Authors Simsek A, Bayraktar C, Dogan S, Karatas M, Sarıkaya Y

Received 14 February 2016

Accepted for publication 14 April 2016

Published 10 June 2016 Volume 2016:10 Pages 1079—1082


Checked for plagiarism Yes

Review by Single anonymous peer review

Peer reviewer comments 2

Editor who approved publication: Dr Scott Fraser

Ali Şimşek,1 Cem Bayraktar,2 Sedat Doğan,2 Mehmet Karataş,2 Yasin Sarıkaya2

1Department of Ophthalmology, 2Department of Otolaryngology Head and Neck Surgery, Adıyaman University Research and Education Hospital, Adıyaman, Turkey

Abstract: Long-term use of topical nasal steroids (especially older generation steroids) has been shown to elevate intraocular pressure (IOP), but newer intranasal steroids are thought to have a minimal effect on IOP because of their low bioavailability.

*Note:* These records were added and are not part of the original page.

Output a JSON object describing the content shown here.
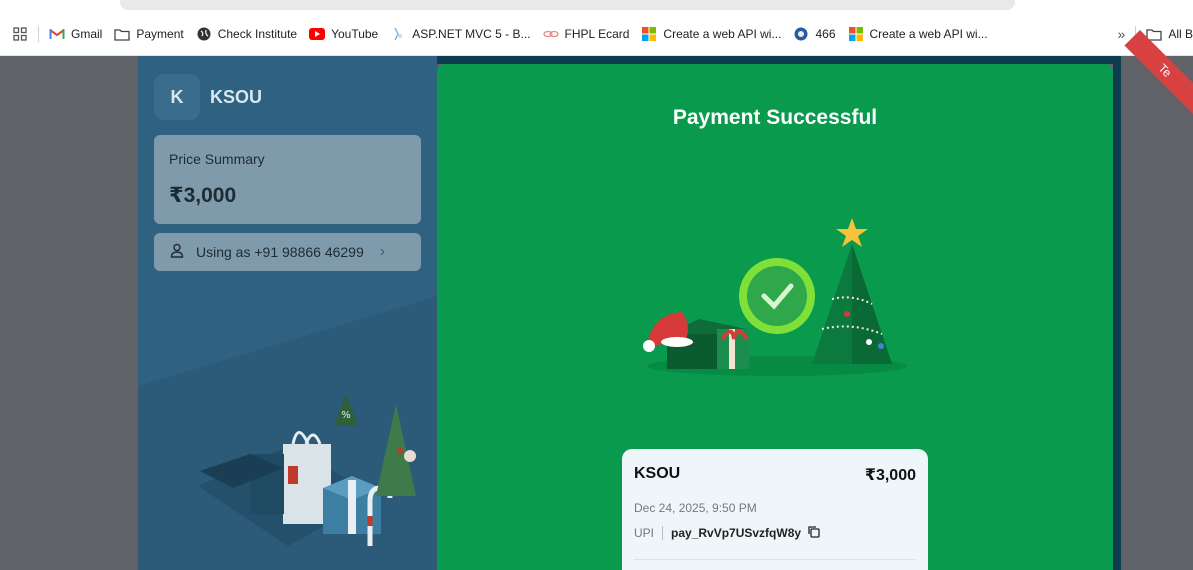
{
  "bookmarks": {
    "items": [
      {
        "label": "Gmail",
        "icon": "gmail-icon"
      },
      {
        "label": "Payment",
        "icon": "folder-icon"
      },
      {
        "label": "Check Institute",
        "icon": "globe-icon"
      },
      {
        "label": "YouTube",
        "icon": "youtube-icon"
      },
      {
        "label": "ASP.NET MVC 5 - B...",
        "icon": "aspnet-icon"
      },
      {
        "label": "FHPL Ecard",
        "icon": "link-icon"
      },
      {
        "label": "Create a web API wi...",
        "icon": "microsoft-icon"
      },
      {
        "label": "466",
        "icon": "site-icon"
      },
      {
        "label": "Create a web API wi...",
        "icon": "microsoft-icon"
      }
    ],
    "overflow_label": "»",
    "all_bookmarks_label": "All B"
  },
  "merchant": {
    "initial": "K",
    "name": "KSOU"
  },
  "price_summary": {
    "title": "Price Summary",
    "amount": "₹3,000"
  },
  "user": {
    "using_as": "Using as +91 98866 46299"
  },
  "status": {
    "title": "Payment Successful"
  },
  "receipt": {
    "merchant": "KSOU",
    "amount": "₹3,000",
    "datetime": "Dec 24, 2025, 9:50 PM",
    "method": "UPI",
    "payment_id": "pay_RvVp7USvzfqW8y"
  },
  "ribbon": {
    "label": "Te"
  },
  "colors": {
    "success_green": "#0a9a4d",
    "panel_blue": "#2f6180",
    "card_gray": "#7f9bab"
  }
}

This study aimed to investigate alterations in IOP with two commonly used intranasal steroids for a 6-month period of time. One-hundred allergic rhinitis patients, divided equally into two groups, used mometasone furoate and fluticasone furoate intranasal steroids for 6 months. IOPs were measured before treatment and repeated at the 3rd, 6th, 12th, and 24th weeks of treatment. The IOPs of the groups were then compared. No statistically significant alteration was observed between the groups during the treatment time period. It was found that new generation intranasal steroids can be used safely, and there may not be an increased risk of IOP elevation in prolonged use in normal healthy people.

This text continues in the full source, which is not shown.